SK Hynix is the leading candidate to supply the initial volumes. SK Hynix officially announced in September last year that it had completed development of HBM4, the first in the world, and built a mass-production system. At the time, the company said it had succeeded in developing HBM4, which would drive a new AI era, and had built the world’s first mass-production system, adding it had once again proven its AI memory technology leadership in the global market.
According to SK Hynix, the HBM4 for which it has now established a mass-production system applies 2,048 data I/O channels, double the previous generation, doubling bandwidth and raising power efficiency by more than 40 percent. The company explained it minimized risks in the production process by using its proprietary advanced MR-MUF process, which has proven stable in the market, and its 10-nanometer-class fifth-generation (1bnm) DRAM technology.
The variable is February. There is a time gap between initial production and high-volume manufacturing, when volumes are supplied to the market in earnest, and the turning point is February. Because initial volumes alone cannot meet demand from global big tech, February is when yields on production lines are raised to increase volumes. Samsung Electronics’ entry into the supply chain is expected to be decided at that point.

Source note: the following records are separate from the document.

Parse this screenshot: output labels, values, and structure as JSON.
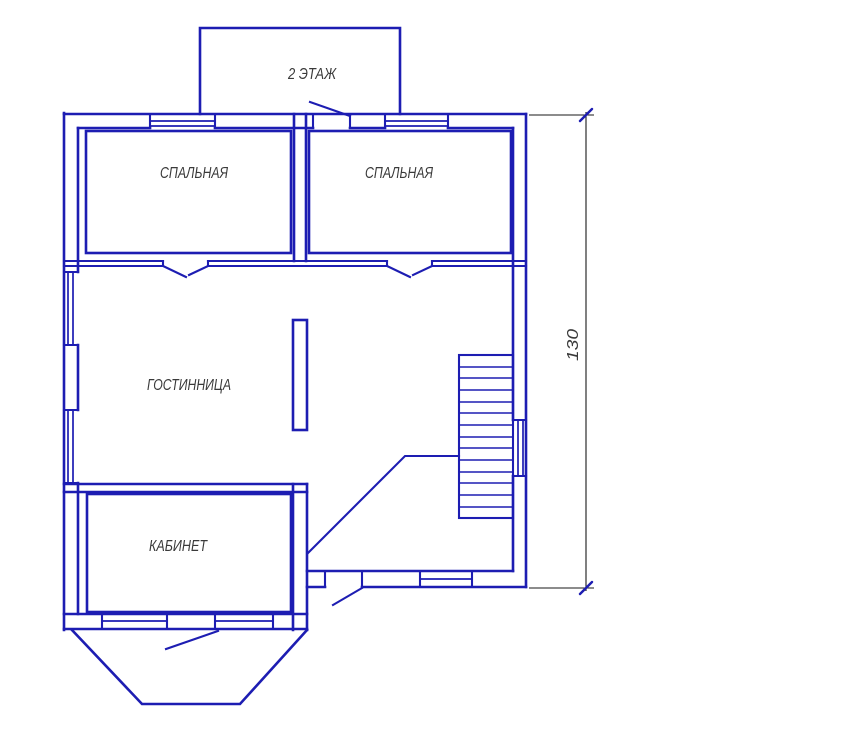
{
  "drawing": {
    "floor_label": "2 ЭТАЖ",
    "room_labels": {
      "bedroom_left": "СПАЛЬНАЯ",
      "bedroom_right": "СПАЛЬНАЯ",
      "living_room": "ГОСТИННИЦА",
      "office": "КАБИНЕТ"
    },
    "dimension": {
      "value": "130"
    },
    "colors": {
      "wall": "#1d1db2",
      "dimension_line": "#1a1a1a",
      "text": "#3a3a3a",
      "background": "#ffffff"
    }
  }
}
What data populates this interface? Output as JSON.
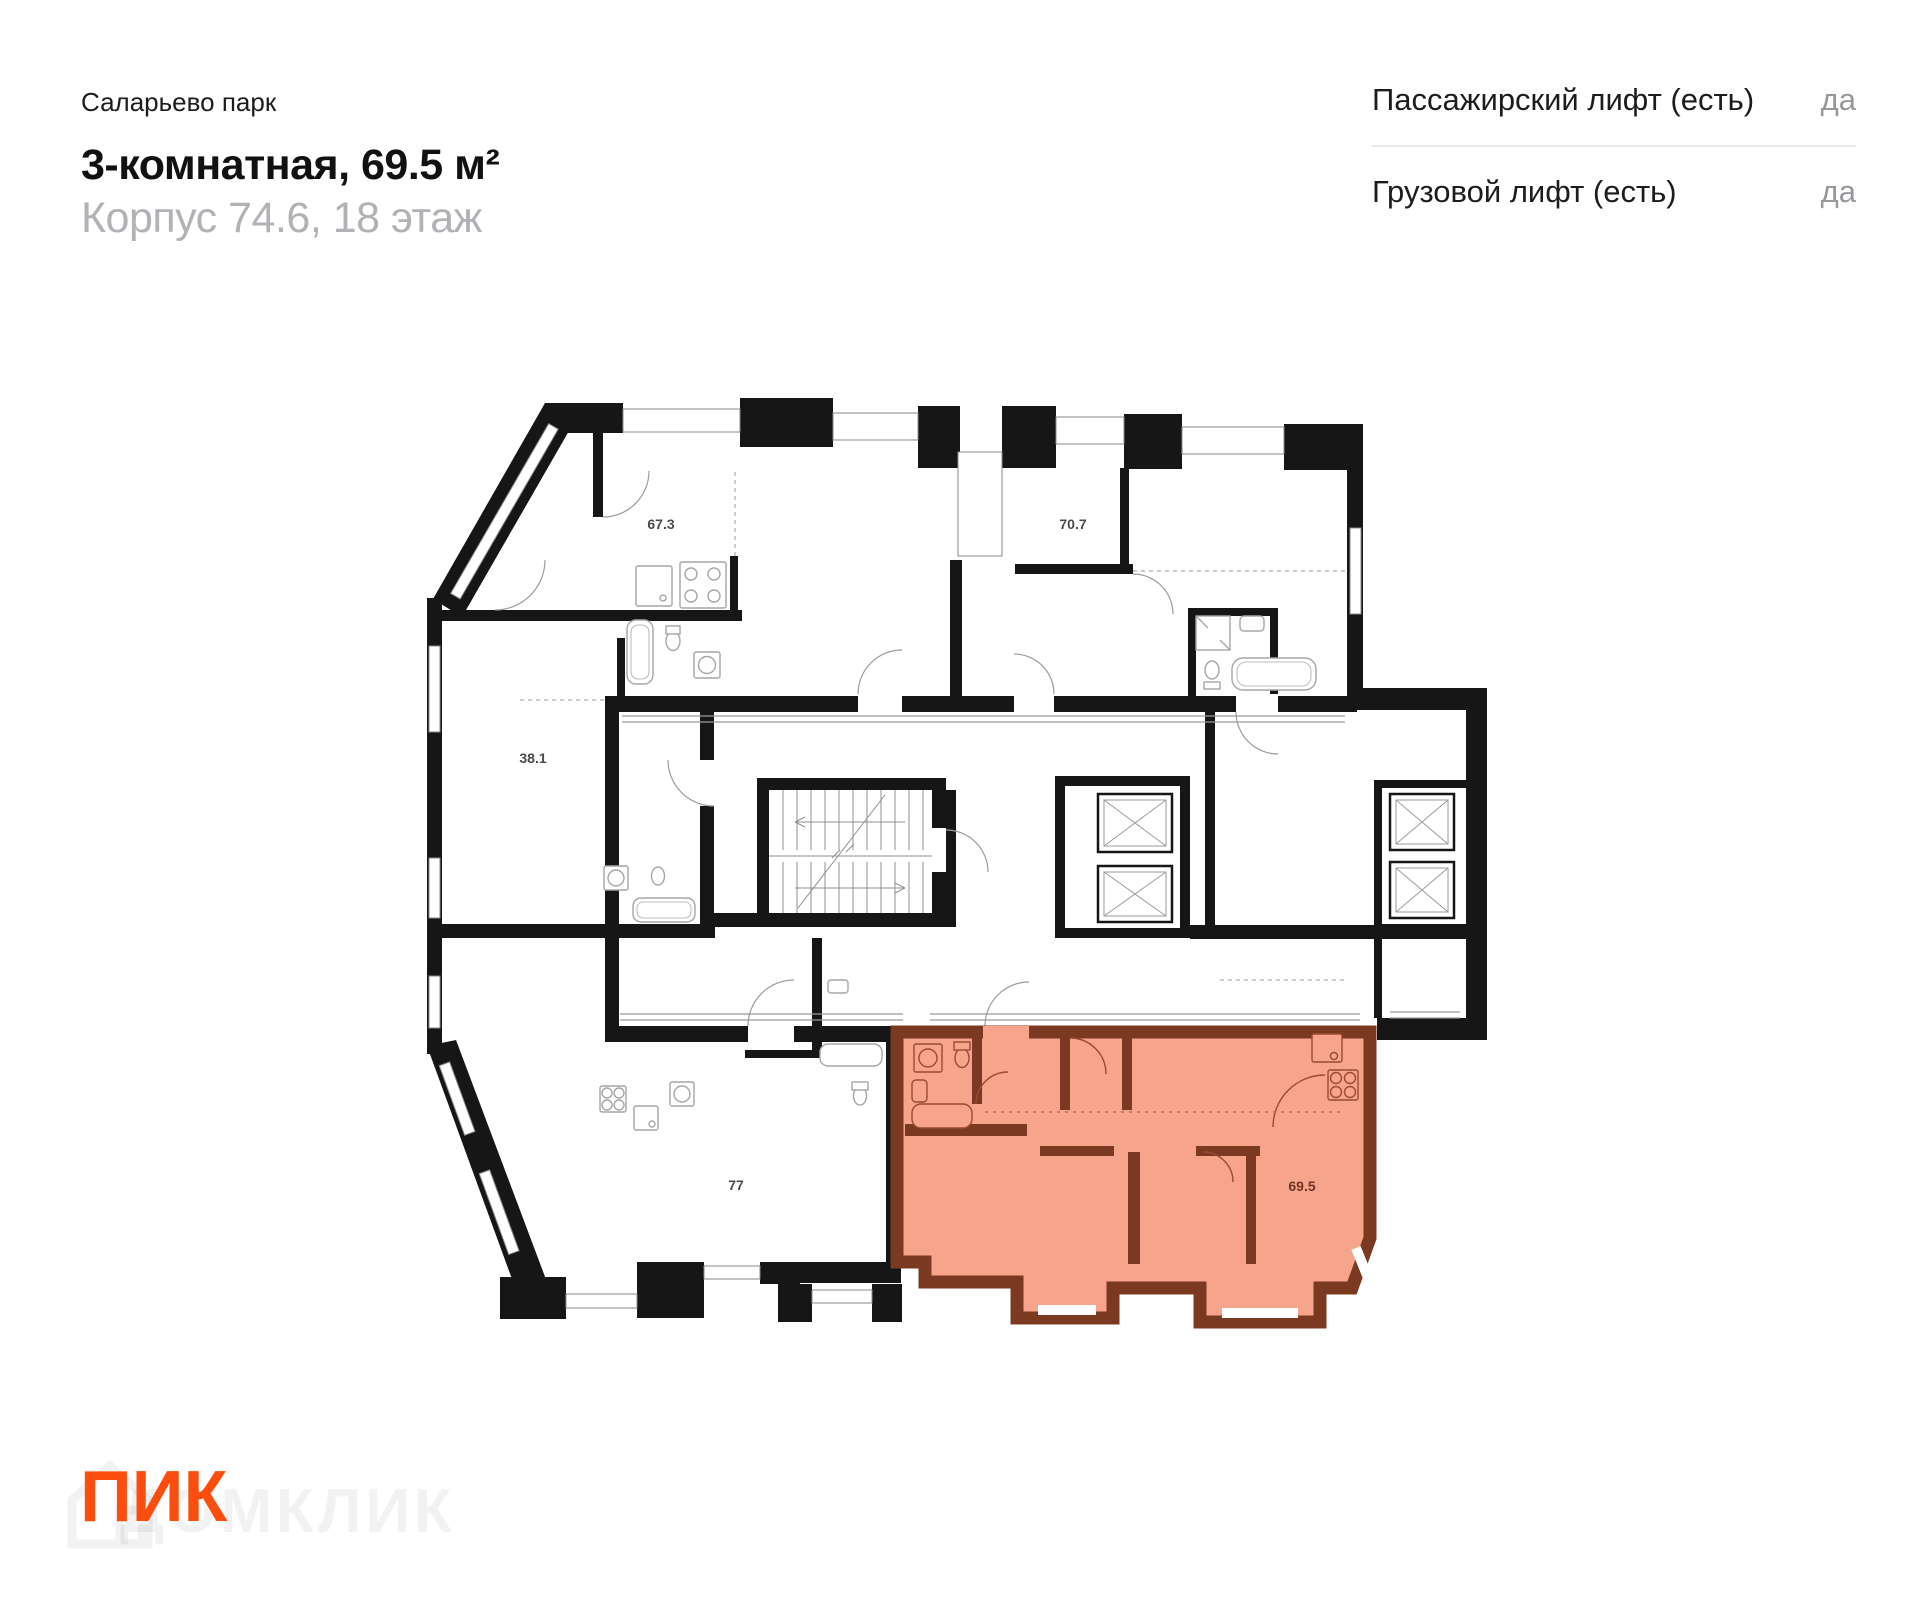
{
  "header": {
    "project": "Саларьево парк",
    "title": "3-комнатная, 69.5 м²",
    "subtitle": "Корпус 74.6, 18 этаж"
  },
  "info_panel": {
    "rows": [
      {
        "label": "Пассажирский лифт (есть)",
        "value": "да"
      },
      {
        "label": "Грузовой лифт (есть)",
        "value": "да"
      }
    ]
  },
  "floor_plan": {
    "area_labels": [
      {
        "id": "apartment-67-3",
        "text": "67.3",
        "highlighted": false
      },
      {
        "id": "apartment-70-7",
        "text": "70.7",
        "highlighted": false
      },
      {
        "id": "apartment-38-1",
        "text": "38.1",
        "highlighted": false
      },
      {
        "id": "apartment-77",
        "text": "77",
        "highlighted": false
      },
      {
        "id": "apartment-69-5",
        "text": "69.5",
        "highlighted": true
      }
    ]
  },
  "footer": {
    "logo": "ПИК",
    "watermark": "ДОМКЛИК"
  },
  "colors": {
    "walls": "#161616",
    "highlight_fill": "#F7A48D",
    "highlight_wall": "#7C3922",
    "highlight_label": "#703421",
    "logo": "#FB4E0E",
    "subtitle_gray": "#B1B1B6",
    "value_gray": "#97979C",
    "divider": "#E8E8E8"
  }
}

For Samsung Electronics, February is effectively a deadline to join the HBM4 high-volume production line. Micron has already said on a recent earnings call that it had completed pricing and volume contracts for all HBM in 2026, including HBM4, and that HBM4 was expected to enter full-scale mass production in the second quarter of 2026. Micron forecast HBM4 would show faster yield improvement than HBM3E and presented a 2028 HBM TAM estimate of 100 billion dollars. That exceeds the size of the entire DRAM market in 2024.
Samsung Electronics has enough chance to turn things around. A bottleneck at TSMC’s packaging lines is a variable. If Samsung Electronics proposes a one-stop supply that links memory (HBM4) and packaging, it could play a relief role by filling shortages that cannot be met with SK Hynix volumes alone.
Inside SK Hynix and Samsung as HBM4 high-volume production nears
SK Hynix is also aware of uncertainty in the high-volume production phase. In an explanation titled “Regarding investment in semiconductor plant construction” released through its newsroom on Dec. 24 last year, SK Hynix said the most important factors in semiconductor plant construction are not only the size of funding but also how quickly funding can be secured to make investment decisions. It added that, as in Japan’s case, when the government and the private sector can raise funds quickly through various methods, the period up to construction and operation can be greatly shortened.
On the surface, it emphasized the need to improve investment regulations, but it also reflects concern that the pace of expanding production capacity in the HBM4 high-volume phase could lag competitors. With investment costs for a 10,000-pyeong cleanroom rising from about 7.5 trillion won in 2019 to about 20 trillion won in 2025 for Cheongju’s M15X, the speed of raising funds directly translates into market share.
Unlike before, the exponential increase in demand in the global AI infrastructure market means the HBM race no longer ends with securing initial volumes. That indicates SK Hynix’s dominance in the HBM market could be shaken at the high-volume production stage. Ultimately, the share of entry into the Rubin platform is expected to determine future market leadership.
The key will be how quickly the high-volume production system can be stabilized after the second quarter, when HBM4 demand picks up in earnest. February will be a turning point for whether SK Hynix continues to dominate this year and whether Samsung Electronics secures a chance to turn the tables. An industry official said, “HBM4 has become a game where production speed is as important as technological capability.” The official added, “After February, who first establishes a stable high-volume production system will affect full-year results.”